Пронзившая меня боль была настолько острой, что казалась нереальной. В мыслях промелькнула целая череда вопросов: что будет с Томом, если я умру? Кто его поймет? Как мама с папой переживут смерть второго ребенка?
Надо мной на стене висела картина с белым итальянским домиком, который очень украшают карабкающиеся по стенам бугенвиллеи, – память о медовом месяце. Эту картину мне помог нарисовать Эд.
Прошел уже час, а я по-прежнему лежу у стены. Ноги онемели. Я истекаю кровью и жду. Кровь струйкой стекает с головы, разбитой о стену. В груди страшно болит – неужели еще и инфаркт? Серебряный браслет, подаренный Эдом в медовый месяц, – вопреки всякой логике я ношу его не снимая – впился в тело, потому что я неловко упала. Подвернутая щиколотка, которая вначале только ныла, разболелась не на шутку.
Запах гари стал слабее. Горит что-то резиновое – так пахнет, когда жгут покрышки. Неужели она сожгла перчатки?
Если Карла их сожгла, доказательств больше нет. А если Джо расскажет про ключ, посадят скорее меня, чем ее.
От толчка Лили Карла налетела на кухонный стол – упавшее блюдце разлетелось на осколки. Падение ее оглушило, но не помешало снова толкнуть Лили. На этот раз там, где Лили ударилась о стену головой, осталась трещина.
Карла смутно помнила, как дошла до раковины и попыталась избавиться от перчаток. Изобличающая улика – это определение много раз попадалось ей в уголовных делах. Ее необходимо уничтожить.
Перчатки горели плохо, поэтому Карла изрезала их на мелкие кусочки и спустила в унитаз. Обессилев, она сползла по стене в прихожей, под одним из набросков углем к самой первой «Маленькой итальянке».
Здесь можно было передохнуть. Серьезных травм она не получила, но психика уже не выдерживала.
Отсюда Карле были слышны стоны Лили. Кто бы мог подумать, что из головы может вытечь столько крови?
Если бы ее слушались ноги, Карла, может, и помогла бы Лили. У нее было время одуматься после первого шока при виде окровавленных перчаток. Странно, но она не испытывала к Лили ненависти за то, что та попыталась вернуть ее в тюрьму. На ее месте Карла поступила бы точно так же.
Всю жизнь она желала получить чужое – пенал в виде гусеницы, красивую одежду, отца. Ведь даже ее мать принадлежала Ларри!

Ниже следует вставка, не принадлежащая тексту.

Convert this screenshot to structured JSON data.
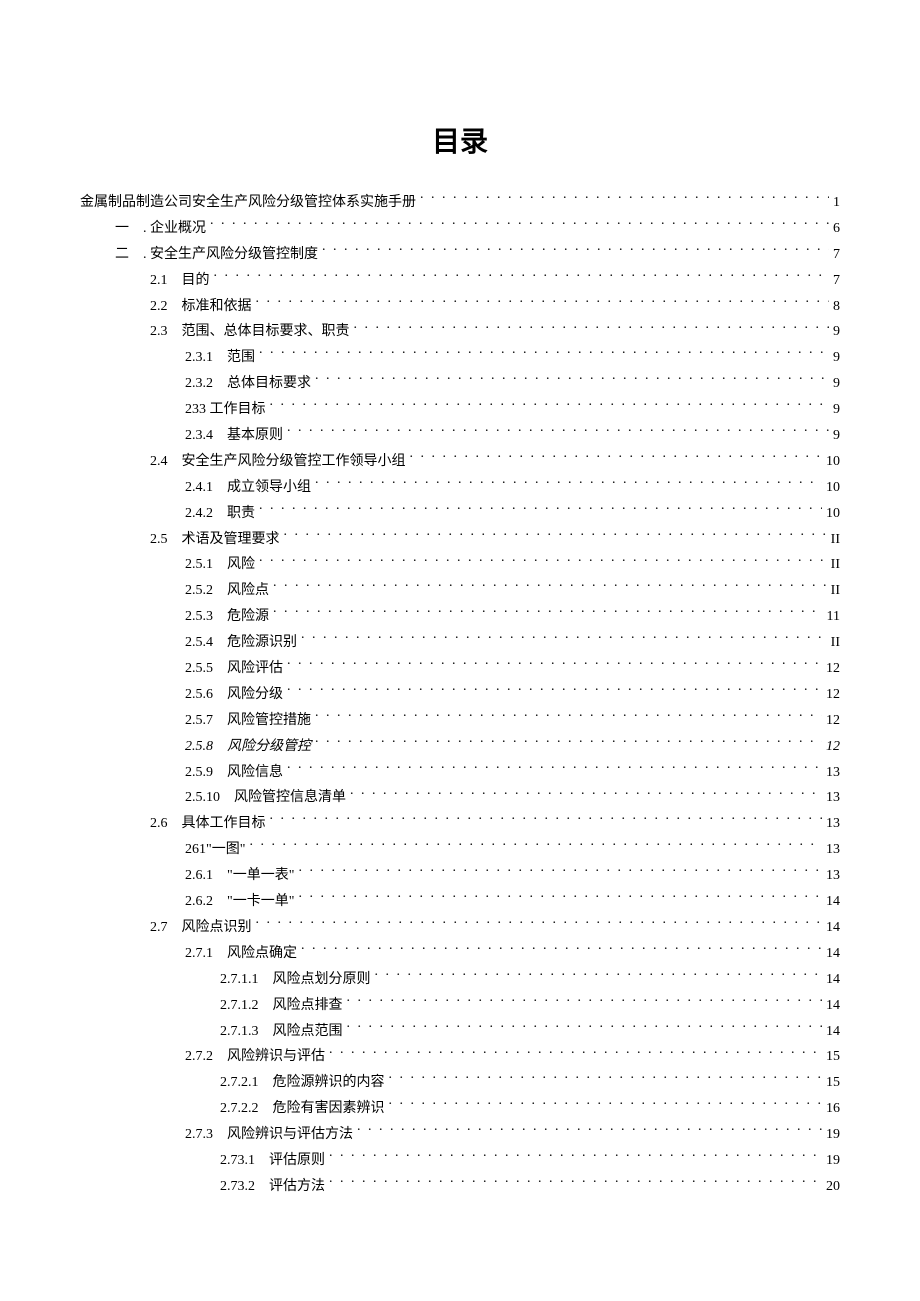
{
  "title": "目录",
  "entries": [
    {
      "indent": 0,
      "num": "",
      "text": "金属制品制造公司安全生产风险分级管控体系实施手册",
      "page": "1",
      "italic": false
    },
    {
      "indent": 1,
      "num": "一",
      "text": ". 企业概况",
      "page": "6",
      "italic": false
    },
    {
      "indent": 1,
      "num": "二",
      "text": ". 安全生产风险分级管控制度",
      "page": "7",
      "italic": false
    },
    {
      "indent": 2,
      "num": "2.1",
      "text": "目的",
      "page": "7",
      "italic": false
    },
    {
      "indent": 2,
      "num": "2.2",
      "text": "标准和依据",
      "page": "8",
      "italic": false
    },
    {
      "indent": 2,
      "num": "2.3",
      "text": "范围、总体目标要求、职责",
      "page": "9",
      "italic": false
    },
    {
      "indent": 3,
      "num": "2.3.1",
      "text": "范围",
      "page": "9",
      "italic": false
    },
    {
      "indent": 3,
      "num": "2.3.2",
      "text": "总体目标要求",
      "page": "9",
      "italic": false
    },
    {
      "indent": 3,
      "num": "",
      "text": "233 工作目标",
      "page": "9",
      "italic": false
    },
    {
      "indent": 3,
      "num": "2.3.4",
      "text": "基本原则",
      "page": "9",
      "italic": false
    },
    {
      "indent": 2,
      "num": "2.4",
      "text": "安全生产风险分级管控工作领导小组",
      "page": "10",
      "italic": false
    },
    {
      "indent": 3,
      "num": "2.4.1",
      "text": "成立领导小组",
      "page": "10",
      "italic": false
    },
    {
      "indent": 3,
      "num": "2.4.2",
      "text": "职责",
      "page": "10",
      "italic": false
    },
    {
      "indent": 2,
      "num": "2.5",
      "text": "术语及管理要求",
      "page": "II",
      "italic": false
    },
    {
      "indent": 3,
      "num": "2.5.1",
      "text": "风险",
      "page": "II",
      "italic": false
    },
    {
      "indent": 3,
      "num": "2.5.2",
      "text": "风险点",
      "page": "II",
      "italic": false
    },
    {
      "indent": 3,
      "num": "2.5.3",
      "text": "危险源",
      "page": "11",
      "italic": false
    },
    {
      "indent": 3,
      "num": "2.5.4",
      "text": "危险源识别",
      "page": "II",
      "italic": false
    },
    {
      "indent": 3,
      "num": "2.5.5",
      "text": "风险评估",
      "page": "12",
      "italic": false
    },
    {
      "indent": 3,
      "num": "2.5.6",
      "text": "风险分级",
      "page": "12",
      "italic": false
    },
    {
      "indent": 3,
      "num": "2.5.7",
      "text": "风险管控措施",
      "page": "12",
      "italic": false
    },
    {
      "indent": 3,
      "num": "2.5.8",
      "text": "风险分级管控",
      "page": "12",
      "italic": true
    },
    {
      "indent": 3,
      "num": "2.5.9",
      "text": "风险信息",
      "page": "13",
      "italic": false
    },
    {
      "indent": 3,
      "num": "2.5.10",
      "text": "风险管控信息清单",
      "page": "13",
      "italic": false
    },
    {
      "indent": 2,
      "num": "2.6",
      "text": "具体工作目标",
      "page": "13",
      "italic": false
    },
    {
      "indent": 3,
      "num": "",
      "text": "261\"一图\"",
      "page": "13",
      "italic": false
    },
    {
      "indent": 3,
      "num": "2.6.1",
      "text": "\"一单一表\"",
      "page": "13",
      "italic": false
    },
    {
      "indent": 3,
      "num": "2.6.2",
      "text": "\"一卡一单\"",
      "page": "14",
      "italic": false
    },
    {
      "indent": 2,
      "num": "2.7",
      "text": "风险点识别",
      "page": "14",
      "italic": false
    },
    {
      "indent": 3,
      "num": "2.7.1",
      "text": "风险点确定",
      "page": "14",
      "italic": false
    },
    {
      "indent": 4,
      "num": "2.7.1.1",
      "text": "风险点划分原则",
      "page": "14",
      "italic": false
    },
    {
      "indent": 4,
      "num": "2.7.1.2",
      "text": "风险点排查",
      "page": "14",
      "italic": false
    },
    {
      "indent": 4,
      "num": "2.7.1.3",
      "text": "风险点范围",
      "page": "14",
      "italic": false
    },
    {
      "indent": 3,
      "num": "2.7.2",
      "text": "风险辨识与评估",
      "page": "15",
      "italic": false
    },
    {
      "indent": 4,
      "num": "2.7.2.1",
      "text": "危险源辨识的内容",
      "page": "15",
      "italic": false
    },
    {
      "indent": 4,
      "num": "2.7.2.2",
      "text": "危险有害因素辨识",
      "page": "16",
      "italic": false
    },
    {
      "indent": 3,
      "num": "2.7.3",
      "text": "风险辨识与评估方法",
      "page": "19",
      "italic": false
    },
    {
      "indent": 4,
      "num": "2.73.1",
      "text": "评估原则",
      "page": "19",
      "italic": false
    },
    {
      "indent": 4,
      "num": "2.73.2",
      "text": "评估方法",
      "page": "20",
      "italic": false
    }
  ]
}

И Эда, пока наконец не заполучила его и не поняла, что он такое.
Карла напомнила себе, что не собиралась убивать Эда, а только защищалась. Она смертельно испугалась, когда нож вошел ему в бедро – легко, почти не встретив сопротивления. От этого воспоминания Карлу замутило.
«Я заслуживаю тюрьмы», – сказала она себе. Все зашло слишком далеко. Ее блуждающий взгляд упал на фотографию Эда с Томом. Отец с сыном сидели в обнимку и широко улыбались из рамки.

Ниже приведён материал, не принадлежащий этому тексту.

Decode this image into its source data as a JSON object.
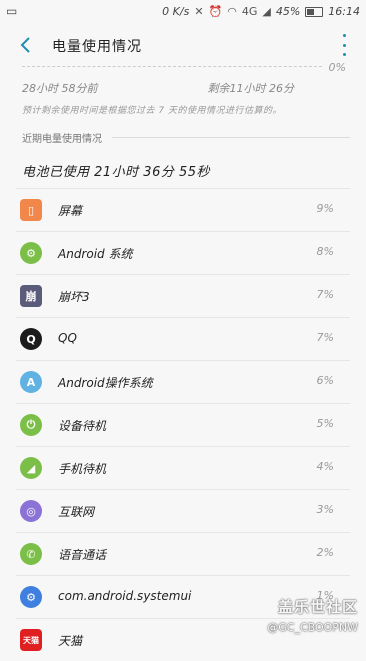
{
  "status_bar": {
    "speed": "0 K/s",
    "network": "4G",
    "battery_pct": "45%",
    "battery_level": 0.45,
    "time": "16:14"
  },
  "header": {
    "title": "电量使用情况"
  },
  "graph": {
    "zero_label": "0%",
    "time_used": "28小时 58分前",
    "time_remaining": "剩余11小时 26分",
    "estimate_note": "预计剩余使用时间是根据您过去 7 天的使用情况进行估算的。"
  },
  "recent_section": {
    "header": "近期电量使用情况",
    "battery_used": "电池已使用 21小时 36分 55秒"
  },
  "apps": [
    {
      "name": "屏幕",
      "pct": "9%",
      "icon": "screen-icon",
      "color": "#f2874b",
      "glyph": "▯"
    },
    {
      "name": "Android 系统",
      "pct": "8%",
      "icon": "gear-icon",
      "color": "#7bbf48",
      "glyph": "⚙"
    },
    {
      "name": "崩坏3",
      "pct": "7%",
      "icon": "honkai-game-icon",
      "color": "#5b5b7a",
      "glyph": "崩"
    },
    {
      "name": "QQ",
      "pct": "7%",
      "icon": "qq-penguin-icon",
      "color": "#1c1c1c",
      "glyph": "Q"
    },
    {
      "name": "Android操作系统",
      "pct": "6%",
      "icon": "android-robot-icon",
      "color": "#5fb2e2",
      "glyph": "A"
    },
    {
      "name": "设备待机",
      "pct": "5%",
      "icon": "power-icon",
      "color": "#7bbf48",
      "glyph": "⏻"
    },
    {
      "name": "手机待机",
      "pct": "4%",
      "icon": "signal-icon",
      "color": "#7bbf48",
      "glyph": "◢"
    },
    {
      "name": "互联网",
      "pct": "3%",
      "icon": "internet-browser-icon",
      "color": "#8b72d6",
      "glyph": "◎"
    },
    {
      "name": "语音通话",
      "pct": "2%",
      "icon": "phone-call-icon",
      "color": "#7bbf48",
      "glyph": "✆"
    },
    {
      "name": "com.android.systemui",
      "pct": "1%",
      "icon": "settings-gear-icon",
      "color": "#3f7fe0",
      "glyph": "⚙"
    },
    {
      "name": "天猫",
      "pct": "",
      "icon": "tmall-icon",
      "color": "#e02020",
      "glyph": "天猫"
    }
  ],
  "watermark": {
    "title": "盖乐世社区",
    "user": "@GC_CBOOPNW"
  }
}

Поппи. Как ее дочка проживет без матери? Матери должны защищать своих детей. Теперь Карла понимала, почему мама Франческа в свое время лгала, что отец Карлы умер, а позже скрыла, что у нее рак. Карла не имеет права обречь Поппи на страдания, угодив в тюрьму. В детстве ей казалось, что нет ничего хуже, когда мать говорит с иностранным акцентом и пропадает на работе. Но для Поппи все обернется куда страшнее: в классе она будет изгоем с большой буквы И. Сомневаться в этом не приходилось.

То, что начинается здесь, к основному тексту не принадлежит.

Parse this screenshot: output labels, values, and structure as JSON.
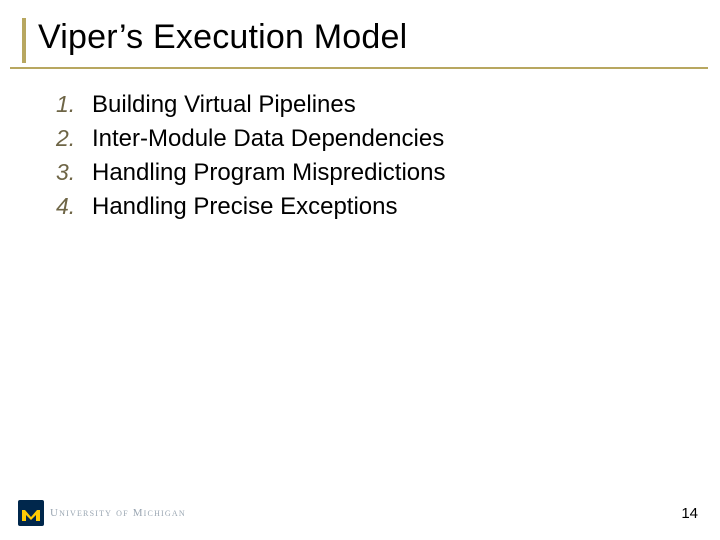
{
  "title": "Viper’s Execution Model",
  "list": {
    "items": [
      {
        "num": "1.",
        "text": "Building Virtual Pipelines"
      },
      {
        "num": "2.",
        "text": "Inter-Module Data Dependencies"
      },
      {
        "num": "3.",
        "text": "Handling Program Mispredictions"
      },
      {
        "num": "4.",
        "text": "Handling Precise Exceptions"
      }
    ]
  },
  "footer": {
    "logo_text": "University of Michigan",
    "page_number": "14"
  },
  "colors": {
    "accent": "#b8a760",
    "logo_bg": "#00274c",
    "logo_m": "#ffcb05"
  }
}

Надо справиться со своим непослушным телом, встать и уйти. Хотя бы ради Поппи. Карла начала понимать, что сильно рискует, медля в прихожей. Кольцо бабки Эда поможет им с Поппи продержаться несколько недель.
Раздался стон. Карла сказала себе, что вовсе не желает Лили смерти, особенно теперь, когда перчаток больше нет. Она ее всего лишь толкнула (хотя трещина в стене производила шокирующее впечатление). Но и помогать Лили, рискуя собственной свободой, она тоже не намерена. Если на улице попадется телефонная будка, она сделает анонимный звонок о пострадавшей женщине.